L'organisation Badr est sans doute l'organisation politique chiite irakienne, pro-iranienne, dont la branche armée est la plus puissante en Irak. Le groupe est historiquement lié à l'Iran (source), dont il reconnaît l'autorité religieuse. Séparé depuis 2012 du Conseil suprême islamique d'Irak d'Ammar al-Hakim, le Badr intervient en Syrie dès 2013: le premier mort (source Jihadology) est annoncé en juin. La branche militaire de l'organisation (Quwet Shahid al-Sadr) a créé un corps expéditionnaire, envoyé en Syrie pour soutenir le régime Assad. En juillet 2013, ce dernier revendique 1.500 combattants. Sur les 56 brigades numérotées du Hashd al-Chabi (mobilisation populaire irakienne) recensées récemment par Aymenn Jawad al-Tamimi (source), pas moins de 15 appartiennent, ou sont reliées, au Badr, dont la 52ème brigade turkmène que je présentais il y a quelques mois.

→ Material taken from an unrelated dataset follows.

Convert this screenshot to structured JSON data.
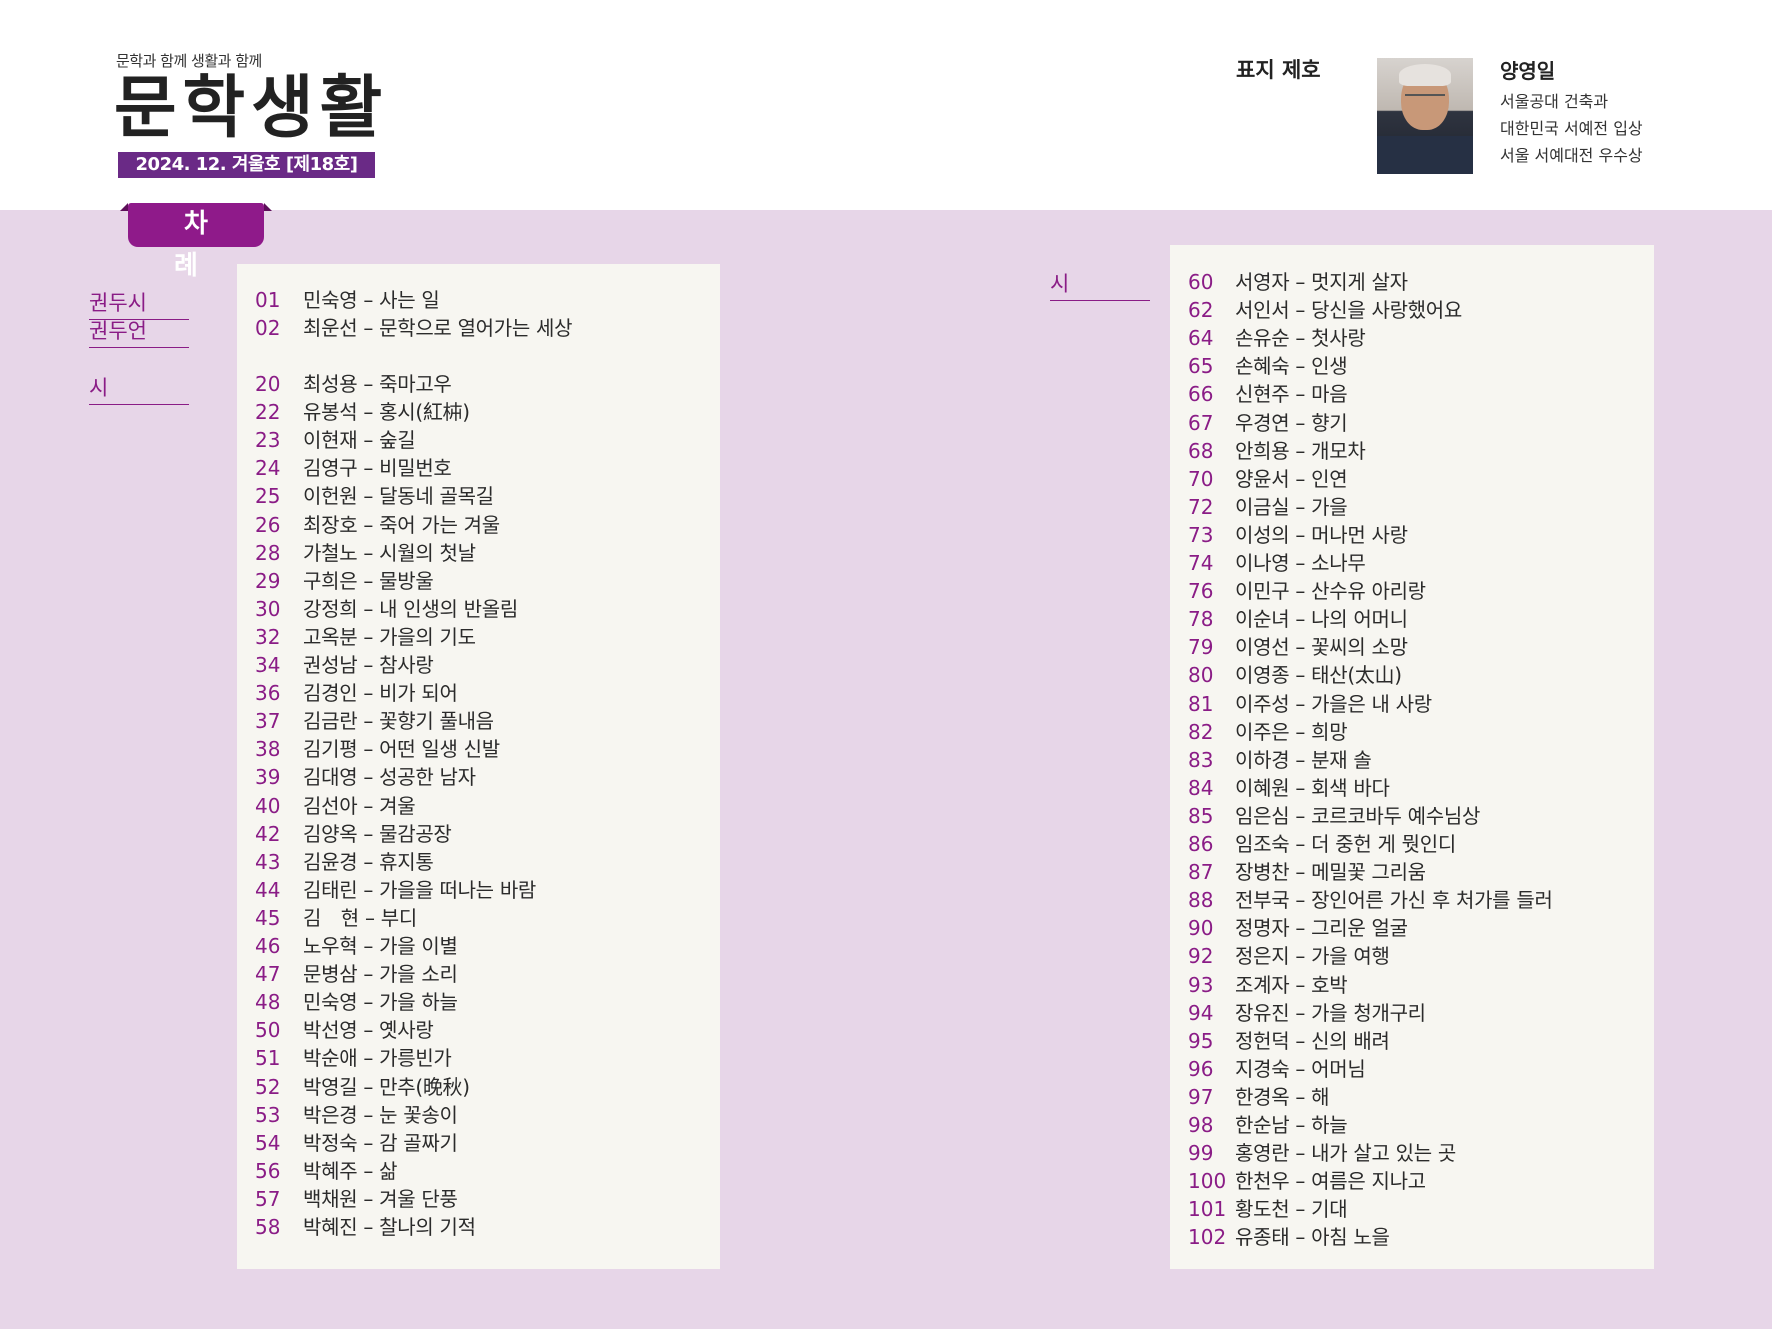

Lire aussi: La 52ème brigade de la mobilisation populaire chiite, milice turkmène pro-iranienne en Irak

Il reste que ces brigades sont particulièrement méconnues. Le Badr les avait constituées, pour les plus anciennes, avant l'appel à la mobilisation populaire lancé par al-Sistani en juin 2014, et les a injectées dans cette organisation, avant d'en créer d'autres (comme la 52ème brigade turkmène en 2016). Pour décrire ces unités, on peut se baser sur leur présence à travers les réseaux sociaux, souvent assez forte parmi les milices chiites irakiennes -mais pas systématique, comme les portraits que j'ai déjà faits le montrent bien. Les brigades du Badr sont très présentes sur Facebook. J'ai choisi la 10ème brigade que j'avais déjà rencontrée par le passé en étudiant son implication en Syrie. Cette étude est un bon exemple de ce que l'on peut apprendre des brigades du Badr intégrées dans le Hashd al-Shabi, à travers les réseaux sociaux.

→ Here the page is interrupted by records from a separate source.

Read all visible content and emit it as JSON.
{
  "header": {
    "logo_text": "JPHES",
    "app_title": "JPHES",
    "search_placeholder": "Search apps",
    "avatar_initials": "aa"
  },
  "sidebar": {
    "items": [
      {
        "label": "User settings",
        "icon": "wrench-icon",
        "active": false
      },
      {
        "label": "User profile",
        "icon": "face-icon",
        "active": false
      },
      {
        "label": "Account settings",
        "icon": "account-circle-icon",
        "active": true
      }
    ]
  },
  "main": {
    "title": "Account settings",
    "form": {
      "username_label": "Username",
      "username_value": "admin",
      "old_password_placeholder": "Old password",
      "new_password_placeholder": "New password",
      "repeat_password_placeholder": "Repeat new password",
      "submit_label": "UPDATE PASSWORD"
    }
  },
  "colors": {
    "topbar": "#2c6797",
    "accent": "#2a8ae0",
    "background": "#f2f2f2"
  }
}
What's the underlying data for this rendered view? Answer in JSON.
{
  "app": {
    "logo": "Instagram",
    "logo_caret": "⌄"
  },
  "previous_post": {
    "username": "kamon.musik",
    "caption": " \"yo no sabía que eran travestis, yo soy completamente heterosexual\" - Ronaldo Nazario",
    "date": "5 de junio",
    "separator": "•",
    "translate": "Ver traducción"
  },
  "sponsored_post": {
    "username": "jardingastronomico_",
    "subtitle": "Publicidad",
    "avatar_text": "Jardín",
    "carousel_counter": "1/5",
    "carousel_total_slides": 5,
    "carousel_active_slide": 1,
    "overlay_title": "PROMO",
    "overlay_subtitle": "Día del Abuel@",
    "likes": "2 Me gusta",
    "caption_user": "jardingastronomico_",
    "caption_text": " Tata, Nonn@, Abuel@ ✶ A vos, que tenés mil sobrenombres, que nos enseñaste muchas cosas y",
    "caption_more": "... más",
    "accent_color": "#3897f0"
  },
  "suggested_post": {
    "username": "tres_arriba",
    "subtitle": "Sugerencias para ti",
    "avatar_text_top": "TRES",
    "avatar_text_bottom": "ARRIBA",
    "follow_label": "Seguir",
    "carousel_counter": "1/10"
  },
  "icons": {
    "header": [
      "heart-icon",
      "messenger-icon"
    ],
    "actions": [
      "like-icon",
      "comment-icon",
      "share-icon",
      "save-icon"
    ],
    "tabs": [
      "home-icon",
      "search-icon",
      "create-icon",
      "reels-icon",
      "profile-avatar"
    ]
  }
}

Emblème de la 10ème brigade du Badr on reconnaît l'insigne de la branche militaire de l'organisation au centre. La 10ème brigade est dite de "forces spéciales".

Une page Facebook maintenant inactive (arrêtée en mai 2016) était consacrée au régiment du "martyr" Qassem Latif al Ata'abi de la 10ème brigade. J'avais déjà évoqué (lire sur historicoblog4) ce régiment parti en Syrie fin novembre-début décembre 2015, et qui a participé à l'offensive du régime syrien en janvier-février 2016 pour libérer les enclaves chiites de Zahra et Nubl au nord-ouest d'Alep, formant la "poche d'Azaz" au nord de la ville.

En février 2016, le régiment rejoint le camp Ashraf dans la province de Diyala, qui est devenu une base du Badr, depuis que ce dernier a mené la reconquête de la province face à l'EI dès 2014. Une partie de l'unité combat aussi dans les monts Makhoul, au nord-est de Baiji.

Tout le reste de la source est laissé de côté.